As negotiations to unlock the final instalment of Greece's second bailout package continue, there has been speculation that the IMF is becoming increasingly frustrated with the economic progress made by Greece, following the appointment of the anti-austerity Syriza party in January.
This speculation was followed by a report in Spanish newspaper El Mundo, which stated that it would not fund any potential third Greek bailout, citing a lack of "really effective action" as well as the Greek government's decision to re-hire some public employees who were laid off as a result of austerity measures.
The final $8.05 billion (€7.2bn) instalment of the creditors' second bailout package to Greece has been held up by negotiations, amid concerns about Athens' plans to reform the austerity measures that made up the previous deals.
Eurozone Forced to Shell Out
If the reports are true, and the IMF is unwilling to fund more Greek financial aid, then analysts suggest that the Eurozone, along with the European Central Bank (ECB) will be forced to contribute a lot more to a potential third package.
Greece's first two bailout packages totaled a massive $270 billion (€240bn), and although, there have been no agreed plans to give the country more financial aid, there has been speculation that a third package of up to $56 billion (€50 bn) could be given to Athens.

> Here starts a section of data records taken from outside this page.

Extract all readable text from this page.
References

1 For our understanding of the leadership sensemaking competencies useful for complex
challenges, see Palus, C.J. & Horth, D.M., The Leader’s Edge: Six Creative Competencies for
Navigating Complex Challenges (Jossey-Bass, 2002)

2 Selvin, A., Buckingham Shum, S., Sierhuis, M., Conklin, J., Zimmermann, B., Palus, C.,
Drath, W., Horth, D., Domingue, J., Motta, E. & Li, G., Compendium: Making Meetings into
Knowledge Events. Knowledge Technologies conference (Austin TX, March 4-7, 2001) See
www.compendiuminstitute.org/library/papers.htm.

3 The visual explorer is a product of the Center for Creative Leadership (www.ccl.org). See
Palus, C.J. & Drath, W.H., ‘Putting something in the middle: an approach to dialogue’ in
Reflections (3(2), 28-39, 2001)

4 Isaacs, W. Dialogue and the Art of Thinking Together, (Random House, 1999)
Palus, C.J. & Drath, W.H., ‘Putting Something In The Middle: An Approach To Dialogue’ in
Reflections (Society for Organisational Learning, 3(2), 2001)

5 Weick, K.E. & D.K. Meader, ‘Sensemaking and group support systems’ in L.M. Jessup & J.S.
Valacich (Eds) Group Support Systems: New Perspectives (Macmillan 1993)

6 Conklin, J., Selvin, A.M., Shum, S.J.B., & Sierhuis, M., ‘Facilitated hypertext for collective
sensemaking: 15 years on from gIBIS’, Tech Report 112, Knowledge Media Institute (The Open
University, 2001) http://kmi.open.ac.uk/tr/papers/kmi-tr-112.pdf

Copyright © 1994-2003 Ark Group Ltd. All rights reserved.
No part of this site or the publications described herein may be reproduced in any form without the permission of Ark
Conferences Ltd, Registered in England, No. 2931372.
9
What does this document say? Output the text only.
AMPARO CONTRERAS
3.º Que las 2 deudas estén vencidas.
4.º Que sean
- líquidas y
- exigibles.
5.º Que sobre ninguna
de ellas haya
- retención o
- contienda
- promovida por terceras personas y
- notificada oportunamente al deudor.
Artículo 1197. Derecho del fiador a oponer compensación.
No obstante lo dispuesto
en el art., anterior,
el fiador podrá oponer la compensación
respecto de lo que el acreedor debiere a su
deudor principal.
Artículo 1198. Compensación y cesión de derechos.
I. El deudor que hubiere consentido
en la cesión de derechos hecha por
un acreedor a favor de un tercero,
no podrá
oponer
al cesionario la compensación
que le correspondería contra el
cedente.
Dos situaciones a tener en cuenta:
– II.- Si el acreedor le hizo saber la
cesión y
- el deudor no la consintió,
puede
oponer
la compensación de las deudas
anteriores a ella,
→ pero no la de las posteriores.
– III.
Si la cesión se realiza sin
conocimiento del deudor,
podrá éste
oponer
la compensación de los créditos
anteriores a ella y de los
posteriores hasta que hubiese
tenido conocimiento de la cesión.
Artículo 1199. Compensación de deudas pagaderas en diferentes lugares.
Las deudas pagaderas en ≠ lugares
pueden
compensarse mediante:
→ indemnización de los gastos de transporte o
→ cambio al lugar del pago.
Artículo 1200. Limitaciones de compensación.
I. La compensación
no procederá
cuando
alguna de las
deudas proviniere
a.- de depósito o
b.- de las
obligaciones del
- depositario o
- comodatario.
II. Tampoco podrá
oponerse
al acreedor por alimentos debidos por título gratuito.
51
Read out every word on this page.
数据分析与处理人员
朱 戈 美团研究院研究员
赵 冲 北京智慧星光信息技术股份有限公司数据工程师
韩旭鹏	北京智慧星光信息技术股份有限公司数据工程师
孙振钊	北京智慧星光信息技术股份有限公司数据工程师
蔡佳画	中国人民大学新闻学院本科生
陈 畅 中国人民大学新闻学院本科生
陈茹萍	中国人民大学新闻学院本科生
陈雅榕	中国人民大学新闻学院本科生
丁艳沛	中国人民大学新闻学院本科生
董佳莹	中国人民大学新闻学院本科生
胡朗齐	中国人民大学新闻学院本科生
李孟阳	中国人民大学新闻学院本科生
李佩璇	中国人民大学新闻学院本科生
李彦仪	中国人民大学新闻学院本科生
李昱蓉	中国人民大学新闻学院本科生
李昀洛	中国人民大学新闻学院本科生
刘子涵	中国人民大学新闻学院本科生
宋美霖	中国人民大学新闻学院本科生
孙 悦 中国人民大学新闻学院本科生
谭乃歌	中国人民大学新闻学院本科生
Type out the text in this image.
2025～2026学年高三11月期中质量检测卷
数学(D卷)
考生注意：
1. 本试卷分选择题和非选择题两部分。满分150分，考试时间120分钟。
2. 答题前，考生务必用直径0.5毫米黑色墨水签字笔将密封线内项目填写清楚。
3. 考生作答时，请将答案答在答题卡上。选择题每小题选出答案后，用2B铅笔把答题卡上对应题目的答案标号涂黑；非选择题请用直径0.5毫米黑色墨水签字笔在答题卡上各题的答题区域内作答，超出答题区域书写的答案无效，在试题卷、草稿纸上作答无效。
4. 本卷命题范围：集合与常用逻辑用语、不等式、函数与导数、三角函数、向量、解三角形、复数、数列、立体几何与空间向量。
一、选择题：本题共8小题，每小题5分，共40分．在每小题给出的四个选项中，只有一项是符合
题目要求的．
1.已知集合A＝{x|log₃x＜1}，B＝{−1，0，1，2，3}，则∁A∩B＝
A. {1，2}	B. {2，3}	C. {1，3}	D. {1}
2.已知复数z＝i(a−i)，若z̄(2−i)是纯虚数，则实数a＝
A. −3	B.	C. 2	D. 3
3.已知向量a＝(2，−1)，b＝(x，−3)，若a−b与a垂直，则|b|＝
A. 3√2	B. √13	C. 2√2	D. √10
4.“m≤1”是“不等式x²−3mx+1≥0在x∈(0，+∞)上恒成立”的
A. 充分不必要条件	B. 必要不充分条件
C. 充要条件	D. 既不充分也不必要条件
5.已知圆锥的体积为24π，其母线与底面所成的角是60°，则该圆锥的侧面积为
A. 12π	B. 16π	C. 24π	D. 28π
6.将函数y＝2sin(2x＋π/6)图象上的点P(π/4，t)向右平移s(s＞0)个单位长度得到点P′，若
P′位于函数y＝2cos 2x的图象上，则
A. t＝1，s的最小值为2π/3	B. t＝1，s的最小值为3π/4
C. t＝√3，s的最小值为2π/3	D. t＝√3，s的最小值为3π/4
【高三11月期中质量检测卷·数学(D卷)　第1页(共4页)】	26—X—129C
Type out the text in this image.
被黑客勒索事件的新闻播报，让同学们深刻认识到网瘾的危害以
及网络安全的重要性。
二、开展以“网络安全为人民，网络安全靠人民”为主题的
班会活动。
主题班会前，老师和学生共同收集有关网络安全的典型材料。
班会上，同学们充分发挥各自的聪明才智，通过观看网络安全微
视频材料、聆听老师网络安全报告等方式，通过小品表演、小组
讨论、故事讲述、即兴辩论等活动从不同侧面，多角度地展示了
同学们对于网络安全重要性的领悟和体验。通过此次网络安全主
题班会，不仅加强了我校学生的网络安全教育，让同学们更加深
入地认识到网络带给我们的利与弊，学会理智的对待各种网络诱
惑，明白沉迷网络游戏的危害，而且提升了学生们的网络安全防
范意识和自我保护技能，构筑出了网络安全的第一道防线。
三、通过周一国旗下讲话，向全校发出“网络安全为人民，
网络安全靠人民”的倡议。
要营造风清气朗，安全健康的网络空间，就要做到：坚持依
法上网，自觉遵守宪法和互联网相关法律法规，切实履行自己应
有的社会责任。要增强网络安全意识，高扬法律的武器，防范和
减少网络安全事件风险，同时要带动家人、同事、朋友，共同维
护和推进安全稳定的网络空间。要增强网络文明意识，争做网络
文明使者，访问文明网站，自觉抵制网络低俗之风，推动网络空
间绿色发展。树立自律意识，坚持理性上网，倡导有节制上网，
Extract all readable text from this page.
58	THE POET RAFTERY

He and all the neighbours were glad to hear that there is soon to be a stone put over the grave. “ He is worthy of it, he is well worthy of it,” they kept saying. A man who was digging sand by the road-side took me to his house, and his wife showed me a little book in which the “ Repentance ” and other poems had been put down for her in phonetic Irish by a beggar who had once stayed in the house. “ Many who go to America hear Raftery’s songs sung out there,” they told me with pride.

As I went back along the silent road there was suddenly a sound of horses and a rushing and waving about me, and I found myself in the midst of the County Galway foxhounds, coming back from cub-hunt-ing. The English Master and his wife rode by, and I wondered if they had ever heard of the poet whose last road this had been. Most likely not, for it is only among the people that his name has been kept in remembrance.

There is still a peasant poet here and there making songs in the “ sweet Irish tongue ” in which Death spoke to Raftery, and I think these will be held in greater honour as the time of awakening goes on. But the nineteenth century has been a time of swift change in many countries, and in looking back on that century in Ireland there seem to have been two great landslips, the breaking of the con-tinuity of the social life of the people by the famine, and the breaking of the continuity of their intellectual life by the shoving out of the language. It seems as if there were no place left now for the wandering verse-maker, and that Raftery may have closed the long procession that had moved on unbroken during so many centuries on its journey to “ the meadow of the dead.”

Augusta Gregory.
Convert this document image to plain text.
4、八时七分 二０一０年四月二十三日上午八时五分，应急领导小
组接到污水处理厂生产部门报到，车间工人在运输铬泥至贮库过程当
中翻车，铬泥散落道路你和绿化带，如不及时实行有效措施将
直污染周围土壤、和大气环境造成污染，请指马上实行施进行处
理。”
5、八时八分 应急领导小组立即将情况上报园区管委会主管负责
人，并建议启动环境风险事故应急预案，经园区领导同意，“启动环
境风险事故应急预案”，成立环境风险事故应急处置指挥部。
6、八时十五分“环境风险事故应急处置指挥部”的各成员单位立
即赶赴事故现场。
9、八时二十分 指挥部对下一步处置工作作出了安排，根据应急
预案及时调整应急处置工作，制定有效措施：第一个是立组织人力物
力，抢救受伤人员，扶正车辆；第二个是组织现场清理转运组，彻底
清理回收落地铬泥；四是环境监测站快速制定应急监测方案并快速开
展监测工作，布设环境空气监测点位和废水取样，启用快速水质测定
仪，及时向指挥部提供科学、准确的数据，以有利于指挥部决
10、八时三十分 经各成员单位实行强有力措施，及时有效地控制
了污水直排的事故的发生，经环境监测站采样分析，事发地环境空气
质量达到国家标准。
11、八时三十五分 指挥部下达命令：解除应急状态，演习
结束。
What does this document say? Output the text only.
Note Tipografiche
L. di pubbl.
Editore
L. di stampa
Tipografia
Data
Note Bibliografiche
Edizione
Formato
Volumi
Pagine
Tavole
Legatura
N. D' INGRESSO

Analysts have suggested that these figures, along with reports that the IMF may opt out of any future aid, will anger some Eurozone members, who are already unhappy at having to contribute so much towards Greece's cause.
IMF SAYS GREECE MADE PRINCIPAL PAYMENT TODAY. By which the IMF means the IMF paid itself on behalf of Greece— zerohedge (@zerohedge) May 12, 2015
HSBC European economist Fabio Balboni said that there are a lot of obstacles standing in the way of the parties, which could hinder any agreement on new financial aid.
"The focus of the negotiations appears to be shifting to the third program of financial assistance needed after June, also raising the possibility of a referendum to decide on the agreed set of reforms and, ultimately, Greece's Eurozone membership. Creditors appear to be more favorable towards this option, possibly also as a way to overcome the lack of trust towards Greece's authorities. A referendum could also provide a facesaving strategy for the Greek government."
Conflicting Demands Placing Creditors into Question
On top of the Greek government's proposals to repeal current austerity measures put in place by European creditors, various conflicting demands of the IMF and Eurozone have added to the difficulty.
While the IMF is thought to be opposed to negotiating reforms on Greek labor and pension issues, analysts suggest they would potentially be open to reaching some form of agreement on the country's primary surplus, and perhaps even writing off some of Athens' debt.
However, conversely, the Eurozone — which owns the majority of the Greek debt — is thought to be vehemently against the idea of slashing Greece's debt and negotiating changes to the country's primary surplus, but open to labor and pension reforms.
These conflicting demands have led many to suggest that it will be nearly impossible for Greece to negotiate a deal to unlock its remaining aid.
Meanwhile, critics of the creditors' actions say the protracted nature of the standoff between Athens and other Eurozone officials, plus the differences in demands from the IMF, has damaged the credibility of the Eurozone decision-making, with the risk of Greece running out of money and defaulting on its payments, seemingly increasing.